I think my coding is wrong.

Please mention what is the expected result and the actual result.

[Razorster]

Hi there mate,

The expected output is for each day to show its image URL - logo. The first 14 show, but they are shifted to the right (wrong order). Then last 7 should show, but they do not.

Any ideas?

[Weedpacket]

PHP Code:

      $promoimage=mysql_result($result, $i, "promoimage");


One problem I see is that you've forgotten that result row numbers start from 0, while $i starts from 1.

[Razorster]

hi mate,

thanks for your reply! I appreciate it.

$i starts from 1 because if it were to start from 0 the first date of the month would be the 0st, which doesnt exist lol. I am so confused! PHP is not my expertise, any other ideas mate?

[Weedpacket]

mysql_result

Quote:

Row numbers start at 0.

So .... ooh, this is difficult ....

PHP Code:

$promoimage=mysql_result($result, $i - 1, "promoimage");


[Razorster]

thank you! that didnt seem to solve it though? it didnt change anything.

[Razorster]

anyone?

[woodeye]

I'm trying to figure out how you have your database set up.
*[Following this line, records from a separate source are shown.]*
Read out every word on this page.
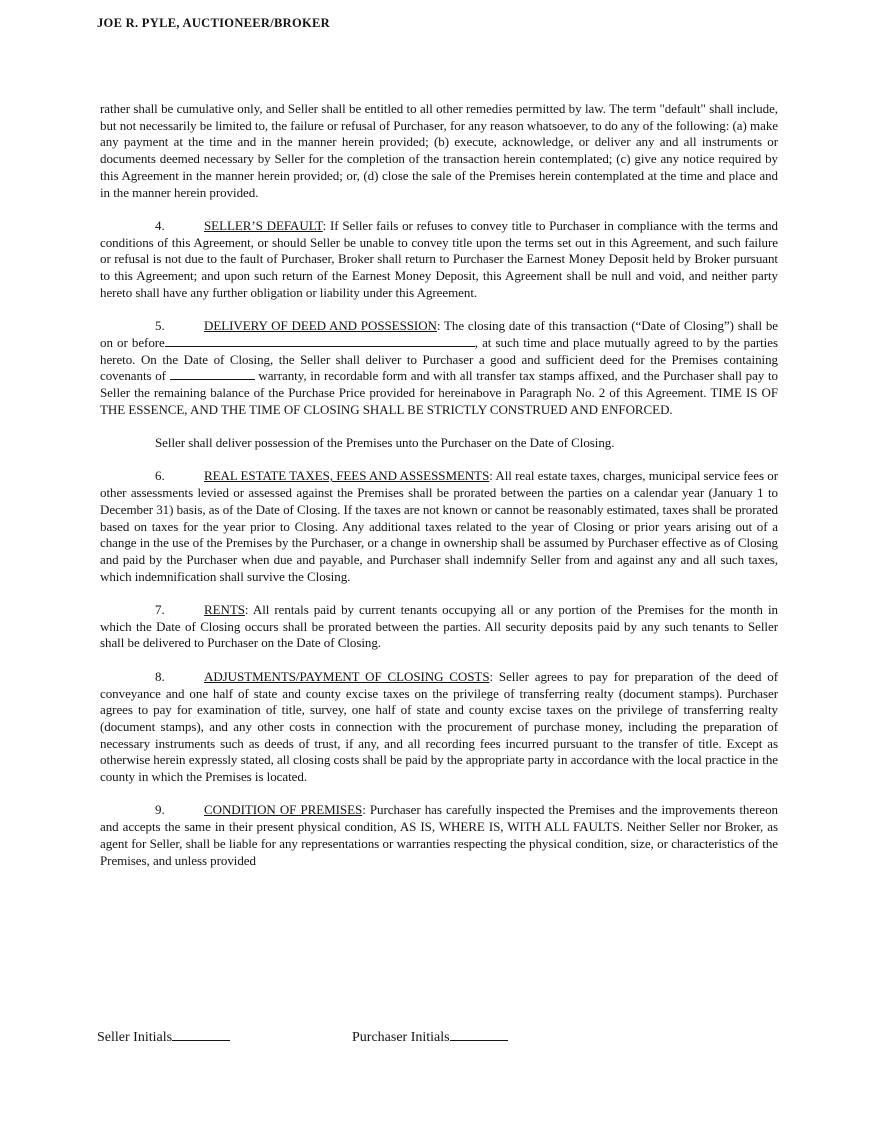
JOE R. PYLE, AUCTIONEER/BROKER

rather shall be cumulative only, and Seller shall be entitled to all other remedies permitted by law. The term "default" shall include, but not necessarily be limited to, the failure or refusal of Purchaser, for any reason whatsoever, to do any of the following: (a) make any payment at the time and in the manner herein provided; (b) execute, acknowledge, or deliver any and all instruments or documents deemed necessary by Seller for the completion of the transaction herein contemplated; (c) give any notice required by this Agreement in the manner herein provided; or, (d) close the sale of the Premises herein contemplated at the time and place and in the manner herein provided.

4.	SELLER’S DEFAULT: If Seller fails or refuses to convey title to Purchaser in compliance with the terms and conditions of this Agreement, or should Seller be unable to convey title upon the terms set out in this Agreement, and such failure or refusal is not due to the fault of Purchaser, Broker shall return to Purchaser the Earnest Money Deposit held by Broker pursuant to this Agreement; and upon such return of the Earnest Money Deposit, this Agreement shall be null and void, and neither party hereto shall have any further obligation or liability under this Agreement.

5.	DELIVERY OF DEED AND POSSESSION: The closing date of this transaction (“Date of Closing”) shall be on or before	, at such time and place mutually agreed to by the parties hereto. On the Date of Closing, the Seller shall deliver to Purchaser a good and sufficient deed for the Premises containing covenants of	warranty, in recordable form and with all transfer tax stamps affixed, and the Purchaser shall pay to Seller the remaining balance of the Purchase Price provided for hereinabove in Paragraph No. 2 of this Agreement. TIME IS OF THE ESSENCE, AND THE TIME OF CLOSING SHALL BE STRICTLY CONSTRUED AND ENFORCED.

Seller shall deliver possession of the Premises unto the Purchaser on the Date of Closing.

6.	REAL ESTATE TAXES, FEES AND ASSESSMENTS: All real estate taxes, charges, municipal service fees or other assessments levied or assessed against the Premises shall be prorated between the parties on a calendar year (January 1 to December 31) basis, as of the Date of Closing. If the taxes are not known or cannot be reasonably estimated, taxes shall be prorated based on taxes for the year prior to Closing. Any additional taxes related to the year of Closing or prior years arising out of a change in the use of the Premises by the Purchaser, or a change in ownership shall be assumed by Purchaser effective as of Closing and paid by the Purchaser when due and payable, and Purchaser shall indemnify Seller from and against any and all such taxes, which indemnification shall survive the Closing.

7.	RENTS: All rentals paid by current tenants occupying all or any portion of the Premises for the month in which the Date of Closing occurs shall be prorated between the parties. All security deposits paid by any such tenants to Seller shall be delivered to Purchaser on the Date of Closing.

8.	ADJUSTMENTS/PAYMENT OF CLOSING COSTS: Seller agrees to pay for preparation of the deed of conveyance and one half of state and county excise taxes on the privilege of transferring realty (document stamps). Purchaser agrees to pay for examination of title, survey, one half of state and county excise taxes on the privilege of transferring realty (document stamps), and any other costs in connection with the procurement of purchase money, including the preparation of necessary instruments such as deeds of trust, if any, and all recording fees incurred pursuant to the transfer of title. Except as otherwise herein expressly stated, all closing costs shall be paid by the appropriate party in accordance with the local practice in the county in which the Premises is located.

9.	CONDITION OF PREMISES: Purchaser has carefully inspected the Premises and the improvements thereon and accepts the same in their present physical condition, AS IS, WHERE IS, WITH ALL FAULTS. Neither Seller nor Broker, as agent for Seller, shall be liable for any representations or warranties respecting the physical condition, size, or characteristics of the Premises, and unless provided

Seller Initials	Purchaser Initials
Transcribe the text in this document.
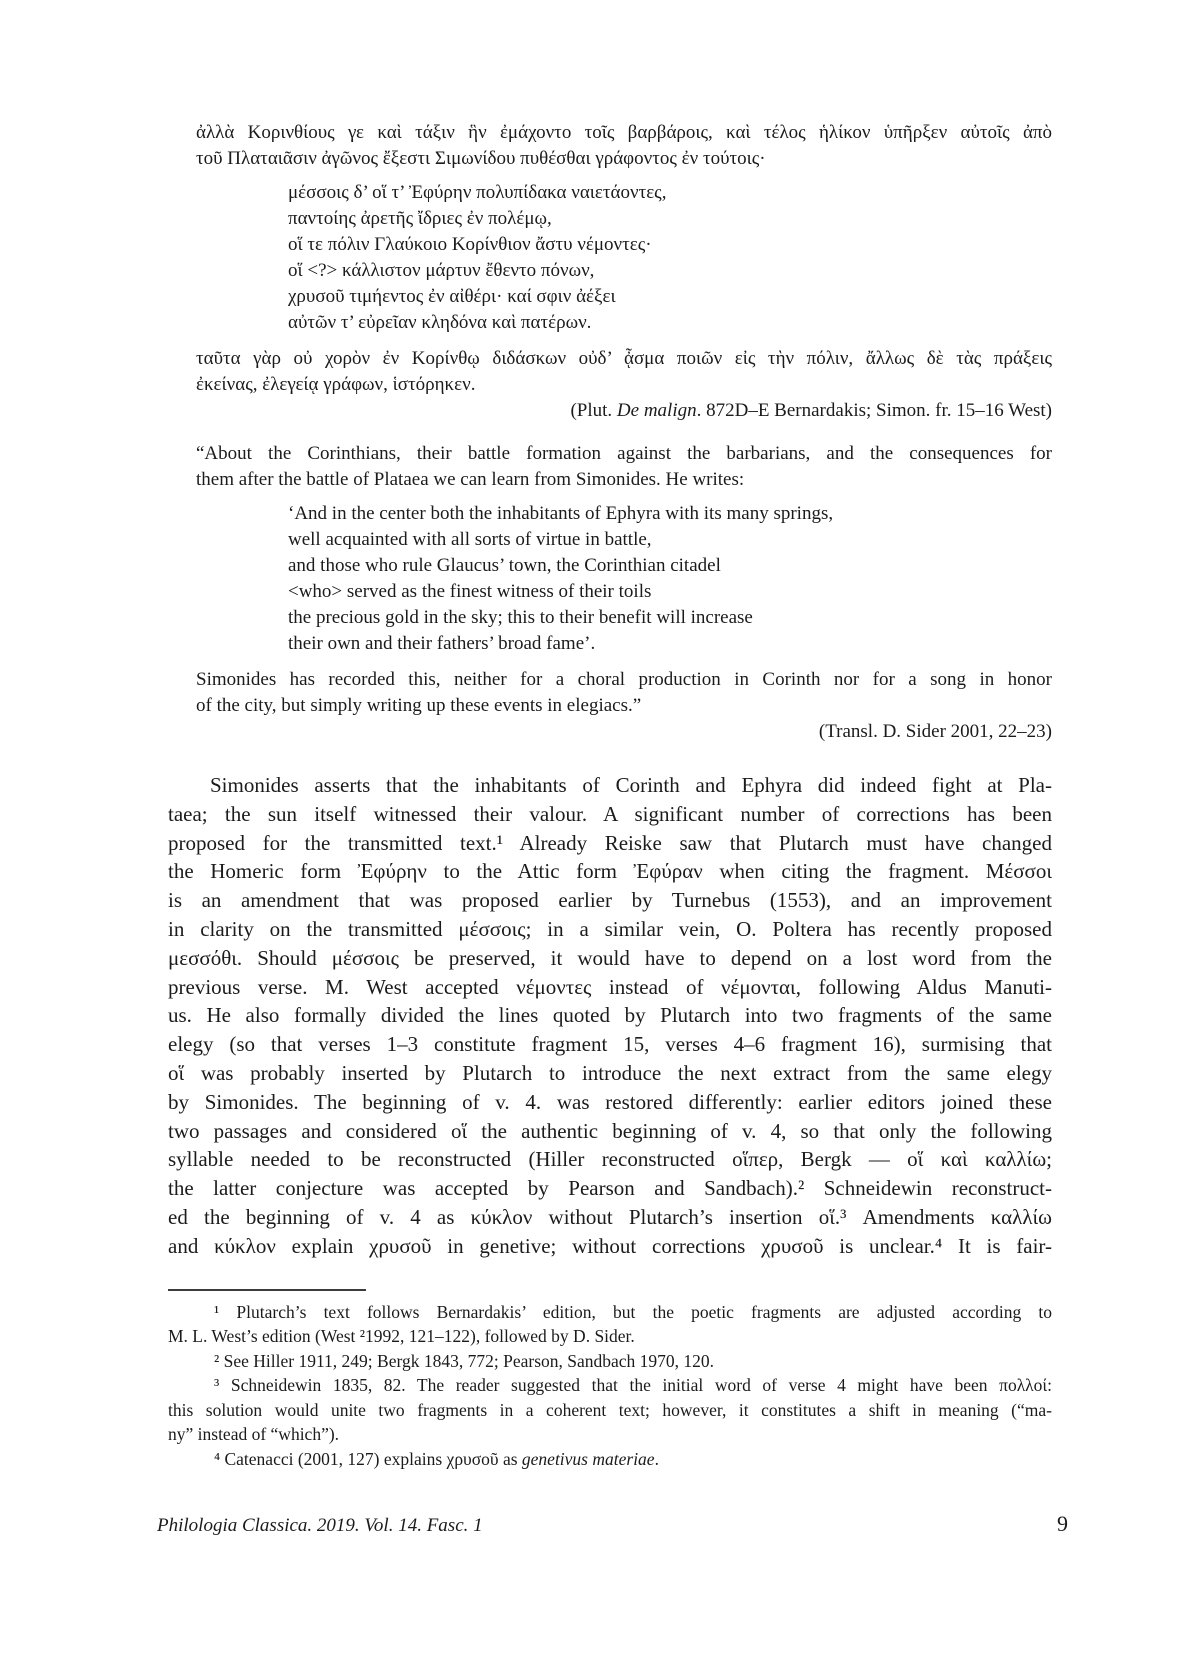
ἀλλὰ Κορινθίους γε καὶ τάξιν ἣν ἐμάχοντο τοῖς βαρβάροις, καὶ τέλος ἡλίκον ὑπῆρξεν αὐτοῖς ἀπὸ
τοῦ Πλαταιᾶσιν ἀγῶνος ἔξεστι Σιμωνίδου πυθέσθαι γράφοντος ἐν τούτοις·
μέσσοις δ’ οἵ τ’ Ἐφύρην πολυπίδακα ναιετάοντες,
παντοίης ἀρετῆς ἴδριες ἐν πολέμῳ,
οἵ τε πόλιν Γλαύκοιο Κορίνθιον ἄστυ νέμοντες·
οἵ <?> κάλλιστον μάρτυν ἔθεντο πόνων,
χρυσοῦ τιμήεντος ἐν αἰθέρι· καί σφιν ἀέξει
αὐτῶν τ’ εὐρεῖαν κληδόνα καὶ πατέρων.
ταῦτα γὰρ οὐ χορὸν ἐν Κορίνθῳ διδάσκων οὐδ’ ᾆσμα ποιῶν εἰς τὴν πόλιν, ἄλλως δὲ τὰς πράξεις
ἐκείνας, ἐλεγείᾳ γράφων, ἱστόρηκεν.
(Plut. De malign. 872D–E Bernardakis; Simon. fr. 15–16 West)
“About the Corinthians, their battle formation against the barbarians, and the consequences for
them after the battle of Plataea we can learn from Simonides. He writes:
‘And in the center both the inhabitants of Ephyra with its many springs,
well acquainted with all sorts of virtue in battle,
and those who rule Glaucus’ town, the Corinthian citadel
<who> served as the finest witness of their toils
the precious gold in the sky; this to their benefit will increase
their own and their fathers’ broad fame’.
Simonides has recorded this, neither for a choral production in Corinth nor for a song in honor
of the city, but simply writing up these events in elegiacs.”
(Transl. D. Sider 2001, 22–23)
Simonides asserts that the inhabitants of Corinth and Ephyra did indeed fight at Pla-
taea; the sun itself witnessed their valour. A significant number of corrections has been
proposed for the transmitted text.¹ Already Reiske saw that Plutarch must have changed
the Homeric form Ἐφύρην to the Attic form Ἐφύραν when citing the fragment. Μέσσοι
is an amendment that was proposed earlier by Turnebus (1553), and an improvement
in clarity on the transmitted μέσσοις; in a similar vein, O. Poltera has recently proposed
μεσσόθι. Should μέσσοις be preserved, it would have to depend on a lost word from the
previous verse. M. West accepted νέμοντες instead of νέμονται, following Aldus Manuti-
us. He also formally divided the lines quoted by Plutarch into two fragments of the same
elegy (so that verses 1–3 constitute fragment 15, verses 4–6 fragment 16), surmising that
οἵ was probably inserted by Plutarch to introduce the next extract from the same elegy
by Simonides. The beginning of v. 4. was restored differently: earlier editors joined these
two passages and considered οἵ the authentic beginning of v. 4, so that only the following
syllable needed to be reconstructed (Hiller reconstructed οἵπερ, Bergk — οἵ καὶ καλλίω;
the latter conjecture was accepted by Pearson and Sandbach).² Schneidewin reconstruct-
ed the beginning of v. 4 as κύκλον without Plutarch’s insertion οἵ.³ Amendments καλλίω
and κύκλον explain χρυσοῦ in genetive; without corrections χρυσοῦ is unclear.⁴ It is fair-
¹ Plutarch’s text follows Bernardakis’ edition, but the poetic fragments are adjusted according to
M. L. West’s edition (West ²1992, 121–122), followed by D. Sider.
² See Hiller 1911, 249; Bergk 1843, 772; Pearson, Sandbach 1970, 120.
³ Schneidewin 1835, 82. The reader suggested that the initial word of verse 4 might have been πολλοί:
this solution would unite two fragments in a coherent text; however, it constitutes a shift in meaning (“ma-
ny” instead of “which”).
⁴ Catenacci (2001, 127) explains χρυσοῦ as genetivus materiae.
Philologia Classica. 2019. Vol. 14. Fasc. 1	9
From what it looks like, unless your database has an entry for EVERY day, then it's not going to work.

Have you tried looking the results from the query? What is the result if you do this:

PHP Code:

$query= 'SELECT * FROM calendar_event ORDER BY day';
$result=mysql_query($query);

print "<pre>";
print_r($result);
print "</pre>";


I'm thinking that the result of the query isn't what you're expecting.